Coming from a relational database perspective, I'v...
# general
g
Coming from a relational database perspective, I've had some difficulty conceptualizing what my data might look like in Pinot. Is the standard to have multiple tables like in a RDBMS and query them relationally using something like Presto, or should I strive to have less tables with more columns that remove the need for relational querying? If the latter is preferable, is that still the case when the table would have to contain many columns to replace the relational structure and many of those columns would need to contain things like array or JSON object
b
Definitely the latter
I am new to Pinot as well, but from what I understand wide, denormalized tables are the norm
t
Thanks @User! So it's preferable, within reason, to have duplicated data, to some extent, since the size of the tables in terms of rows are less of an issue in terms of query speed than they would be in an RDBMS?
m
Thanks @User, yes that is the more common usage. Having said that, Pinot does support lookup joins (on dimension table). And folks have also used Presto/Trino connector for Pinot to do more complex queries (joins/nested queries etc)
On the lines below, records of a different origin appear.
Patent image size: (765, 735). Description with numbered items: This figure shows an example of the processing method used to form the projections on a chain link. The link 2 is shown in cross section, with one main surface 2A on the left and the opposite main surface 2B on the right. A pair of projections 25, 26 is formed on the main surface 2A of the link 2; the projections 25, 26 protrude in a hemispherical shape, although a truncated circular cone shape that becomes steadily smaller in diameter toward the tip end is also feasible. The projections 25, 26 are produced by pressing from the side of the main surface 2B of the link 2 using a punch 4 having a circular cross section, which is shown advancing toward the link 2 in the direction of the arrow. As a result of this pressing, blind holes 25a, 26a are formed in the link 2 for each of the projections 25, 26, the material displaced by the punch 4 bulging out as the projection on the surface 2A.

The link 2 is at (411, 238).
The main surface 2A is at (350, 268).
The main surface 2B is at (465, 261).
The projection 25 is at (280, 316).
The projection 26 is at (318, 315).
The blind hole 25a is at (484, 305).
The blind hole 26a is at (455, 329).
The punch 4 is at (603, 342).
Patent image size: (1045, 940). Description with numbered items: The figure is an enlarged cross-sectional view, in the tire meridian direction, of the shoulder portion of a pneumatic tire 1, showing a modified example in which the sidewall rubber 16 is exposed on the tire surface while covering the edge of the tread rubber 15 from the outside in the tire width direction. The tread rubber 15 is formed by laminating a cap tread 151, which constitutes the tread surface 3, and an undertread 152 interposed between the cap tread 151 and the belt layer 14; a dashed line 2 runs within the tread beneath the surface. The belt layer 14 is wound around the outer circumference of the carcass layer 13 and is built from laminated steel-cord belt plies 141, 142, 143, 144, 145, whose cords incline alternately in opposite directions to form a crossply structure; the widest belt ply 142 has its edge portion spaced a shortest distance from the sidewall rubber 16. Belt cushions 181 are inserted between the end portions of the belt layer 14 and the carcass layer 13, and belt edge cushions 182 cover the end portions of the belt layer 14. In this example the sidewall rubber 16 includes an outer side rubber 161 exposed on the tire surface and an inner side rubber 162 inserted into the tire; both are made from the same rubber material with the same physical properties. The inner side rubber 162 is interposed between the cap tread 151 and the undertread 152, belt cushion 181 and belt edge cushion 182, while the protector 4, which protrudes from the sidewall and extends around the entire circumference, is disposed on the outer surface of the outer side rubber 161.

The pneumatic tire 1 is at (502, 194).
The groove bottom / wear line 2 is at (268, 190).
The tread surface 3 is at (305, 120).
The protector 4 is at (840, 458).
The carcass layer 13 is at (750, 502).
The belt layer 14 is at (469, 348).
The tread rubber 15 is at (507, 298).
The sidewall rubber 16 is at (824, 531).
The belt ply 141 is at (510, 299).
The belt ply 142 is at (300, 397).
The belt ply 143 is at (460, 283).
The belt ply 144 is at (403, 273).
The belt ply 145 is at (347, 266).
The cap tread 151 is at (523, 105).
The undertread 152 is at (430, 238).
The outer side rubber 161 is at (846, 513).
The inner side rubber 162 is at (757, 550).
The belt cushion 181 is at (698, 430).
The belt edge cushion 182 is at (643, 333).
@User yes that is correct. Pinot is built for performance, and can scale very well with size of data (num rows, or otherwise)
g
And it's still best practice even when those columns become more complicated? Like would it be a problem to have an array-column with 100 entries in it? What about 1000? 10,000? Is it still preferable to have that data be stored in a column at that point instead of in its own table and relationally joined? Or, and I assume this is not the right answer, but is a middle-ground solution to just duplicate data across rows to avoid large array column values?
k
Hi @User - due to how Pinot can use a dictionary to compress columnar data, “duplicate data across rows” typically doesn’t add a lot to the size of the table, or at least that’s been our experience with having denormalized tables.
g
So then, @User, would it be a good idea to have multiple "rows" with duplicated data and a single value column instead of one row with an array column?
k
If nothing else is changing but the value in that one column, then we use an MV (multi-value) column and have a single row.
e.g. we have a column with the unique terms, derived from another column containing a blob of text. That’s stored as a MV column, and we can easily query against those terms to filter to a sub-set of rows.
g
Our pipeline at present is that we have a single immutable data type represented in a base table, and then through multiple steps in our processing pipeline we add data to various tables that relate to the base/core table. When you say "If nothing else is changing but the value in that one column" are you implying that the rest of the columns should be largely immutable as well?
k
If you have say two MV columns A & B, and you’ve collapsed multiple row values into those two columns, then you’ve lost the ability to filter to rows where column A = x and column B = y, since those values could have come from two different pre-collapsed rows. But it sounds like your use case is different, in that you’re adding additional attributes to a base row, thus there’s no row collapsing going on.
g
Awesome, thanks for your input 🙂
k
this is such an amazing thread. Thanks Ken!